Каждый имеет право попытаться заработать этот простенький на вид головной убор, но далеко не всякому под силу несколько раз подряд совершить невозможное. Недаром же на всю Галактику таких беретов насчитывается ровно двести семь, и счастливые обладатели их известны поименно.

Ни в списках «Котиков», «Аистов» и «Тюленей», ни среди «Цепешей», ни в рядах «Землероек» и «Носорогов» не числятся носители серого берета. Пятеро их в семитысячной Президентской Гвардии. Двое — в «Крокодилах», естественно, в черных, у старшего из фон Рюттеров, сумасшедшего Куно, более известного в узких кругах под детсадовским еще прозвищем Вурдалак. Один беретик, как известно, принадлежит (и, между прочим, по заслугам!) самому Папе Дэну, Его Высокопревосходительству Президенту Коршанскому, создателю, бессменному куратору и пожизненному командиру элитных подразделений. Еще один, по слухам, не так давно заработал наконец кто-то из «Компрачикосов», осуществив тем самым заветнейшее желание всего отряда. А сто девяносто восемь, извините-подвиньтесь, украшают на парадах бритые головы «невидимок» из спецгруппы «Чикатило», и это, что называется, медицински доказанный факт.

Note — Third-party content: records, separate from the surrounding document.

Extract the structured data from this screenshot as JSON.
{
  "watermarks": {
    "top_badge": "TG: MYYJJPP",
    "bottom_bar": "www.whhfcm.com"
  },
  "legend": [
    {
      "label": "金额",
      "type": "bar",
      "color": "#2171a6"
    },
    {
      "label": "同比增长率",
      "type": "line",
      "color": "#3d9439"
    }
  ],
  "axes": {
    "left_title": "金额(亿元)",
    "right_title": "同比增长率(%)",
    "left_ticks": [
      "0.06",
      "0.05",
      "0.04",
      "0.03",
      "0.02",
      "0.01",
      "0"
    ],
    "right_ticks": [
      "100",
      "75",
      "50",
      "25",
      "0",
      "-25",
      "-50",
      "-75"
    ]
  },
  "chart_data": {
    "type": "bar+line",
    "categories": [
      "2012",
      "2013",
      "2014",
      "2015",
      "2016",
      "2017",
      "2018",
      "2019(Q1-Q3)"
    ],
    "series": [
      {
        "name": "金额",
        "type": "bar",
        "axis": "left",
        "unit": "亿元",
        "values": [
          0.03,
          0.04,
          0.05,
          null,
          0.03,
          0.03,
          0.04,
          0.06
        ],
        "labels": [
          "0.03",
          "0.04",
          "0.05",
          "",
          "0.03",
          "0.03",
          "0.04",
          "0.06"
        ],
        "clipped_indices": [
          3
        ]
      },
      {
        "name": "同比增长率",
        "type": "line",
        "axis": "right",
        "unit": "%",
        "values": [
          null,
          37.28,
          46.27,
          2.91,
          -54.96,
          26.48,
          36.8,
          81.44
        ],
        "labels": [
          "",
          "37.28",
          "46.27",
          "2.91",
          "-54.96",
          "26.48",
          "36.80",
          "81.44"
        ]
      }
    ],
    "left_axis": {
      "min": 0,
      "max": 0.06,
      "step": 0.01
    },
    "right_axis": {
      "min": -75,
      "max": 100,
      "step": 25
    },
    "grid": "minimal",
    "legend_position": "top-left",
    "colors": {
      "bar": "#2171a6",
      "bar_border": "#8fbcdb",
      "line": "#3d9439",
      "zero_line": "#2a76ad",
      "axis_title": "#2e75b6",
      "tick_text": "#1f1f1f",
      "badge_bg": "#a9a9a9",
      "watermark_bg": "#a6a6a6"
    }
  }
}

Эжен-Виктор усмехнулся краешками губ.

Как ни жаль, с сегодняшнего дня у группы будет одним беретом меньше. Ничего, когда-нибудь он все объяснит парням, и они не осудят. К тому же он, глава планетарной Администрации, уже давно вышел из возраста, когда хочется по-щенячьи форсить. А те, чье мнение для него действительно ценно… о, сними он с себя не то что берет, но и китель, и бриджи, и даже форменные, серые со стальным отливом трусы, эти ребята все равно знают и никогда не забудут, кто таков есть подполковник действительной службы Эжен-Виктор Харитонидис!

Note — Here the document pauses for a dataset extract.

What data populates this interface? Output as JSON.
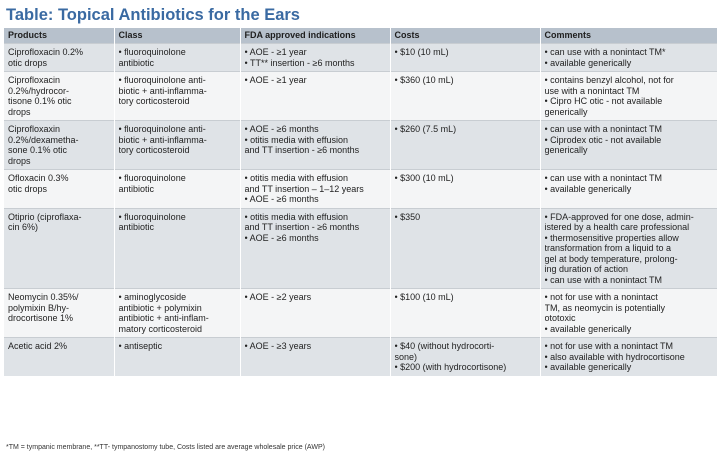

— Отныне он ваш, господин Баканурски. Носите его с честью…

Губернатор бережно натянул берет на шишковатую профессорскую голову, но руки медлили расставаться навсегда с привычной мягкостью нежнейшего серого фетра. Они расправляли его, подминали набекрень, по последней моде, так, чтобы лоб оказался самую чуточку прикрыт…

А когда все было сделано, Эжен-Виктор, ухватив героя за неширокие плечи, прижал его к себе и троекратно расцеловал в плохо выбритые щеки.

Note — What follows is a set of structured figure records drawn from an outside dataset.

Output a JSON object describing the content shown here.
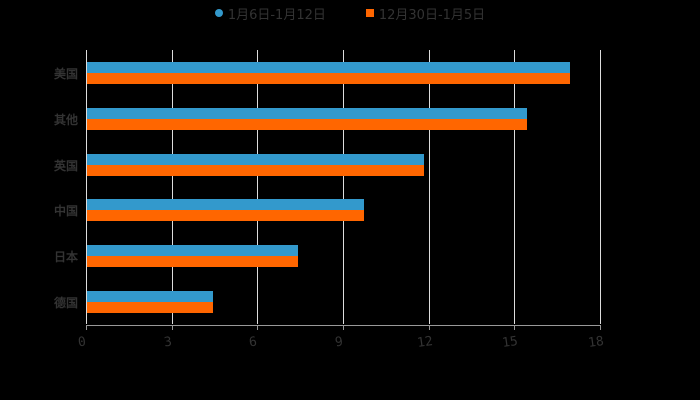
{
  "chart_data": {
    "type": "bar",
    "orientation": "horizontal",
    "title": "",
    "xlabel": "",
    "ylabel": "",
    "categories": [
      "美国",
      "其他",
      "英国",
      "中国",
      "日本",
      "德国"
    ],
    "series": [
      {
        "name": "1月6日-1月12日",
        "color": "#3399cc",
        "values": [
          16.9,
          15.4,
          11.8,
          9.7,
          7.4,
          4.4
        ]
      },
      {
        "name": "12月30日-1月5日",
        "color": "#ff6600",
        "values": [
          16.9,
          15.4,
          11.8,
          9.7,
          7.4,
          4.4
        ]
      }
    ],
    "xlim": [
      0,
      18
    ],
    "xticks": [
      "0",
      "3",
      "6",
      "9",
      "12",
      "15",
      "18"
    ],
    "grid": true,
    "legend_position": "top"
  },
  "legend": {
    "items": [
      {
        "label": "1月6日-1月12日",
        "color": "#3399cc",
        "marker": "circle"
      },
      {
        "label": "12月30日-1月5日",
        "color": "#ff6600",
        "marker": "square"
      }
    ]
  }
}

— Все, что могу, — повторял он, и голос его срывался. — Все, что могу лично…

Кукушка, выскочив из часов, сообщила:

— Ку-ку!

Время, отведенное на аудиенцию, истекло. Нет, не подумайте худого, подполковник охотно посидел бы еще, поболтал бы с понимающим человеком о прошлом, дочесал бы язык по адресу сумасшедшего Куно и его «Крокодилов», но… к сожалению, он не мог себе этого дозволить.

Ровно на час дня был назначен арест Генерального представителя Компании на Валькирии господина Штеймана А.Э., и хотя ордер выписали по всем правилам, положение Каменного Шурика было столь высоким, что акция могла бы и сорваться, не присутствуй на ней высший руководитель планеты.

Спасибо Грише! Если бы не он, настойчивый и упрямый, губернатор, вполне возможно, не отдал бы путных распоряжений секретарю, когда тот, доставив чай, покидал кабинет…

— Прощайте, дружище! — щелкнув каблуками, чуть поклонился носителю серого берета глава Администрации.

И вышел.

Успев с удовлетворением отметить: господин Баканурски настолько ошеломлен небывало щедрой наградой, что, кажется, все еще не может оценить, что же произошло…

Дудки! Он ошибся!

Профессор Баканурски не был идиотом. То есть в общем-то, конечно, был. Но не полным. Он понял все. И, будьте уверены, понял правильно.

Его, доктора искусствоведения, тонкую и воспитанную личность, ограбили среди бела дня, прямо в управе. Ограбили подло, холодно и цинично, пользуясь неоспоримым превосходством в физической силе и социальном статусе!

Боже, Боже, как же ты мог допустить такое?!

Мордастый выродок, строящий из себя большого начальника, решил зажать его, Анатоля Баканурски, законные креды. Больше того, он уже зажал их, отделавшись какой-то дерьмовой пилоткой и парой слюнявых поцелуев. И не отдаст! Ни за что не отдаст, даже если догнать и умолять, встав на колени…

Это — Валькирия, небеса которой беспощадны к слабым.

Кому, как не бывшему мэру Шанхайчика, знать это?

В вольном поселении профессору доводилось сталкиваться с людьми, глаза которых были похожи на осколки льда, как у губернатора. Даже на фоне прочей швали эти подонки отличались особой безжалостностью. Они способны были завалить человека ради пары-тройки чинариков, убивали и за меньшее, не испытывая никаких эмоций.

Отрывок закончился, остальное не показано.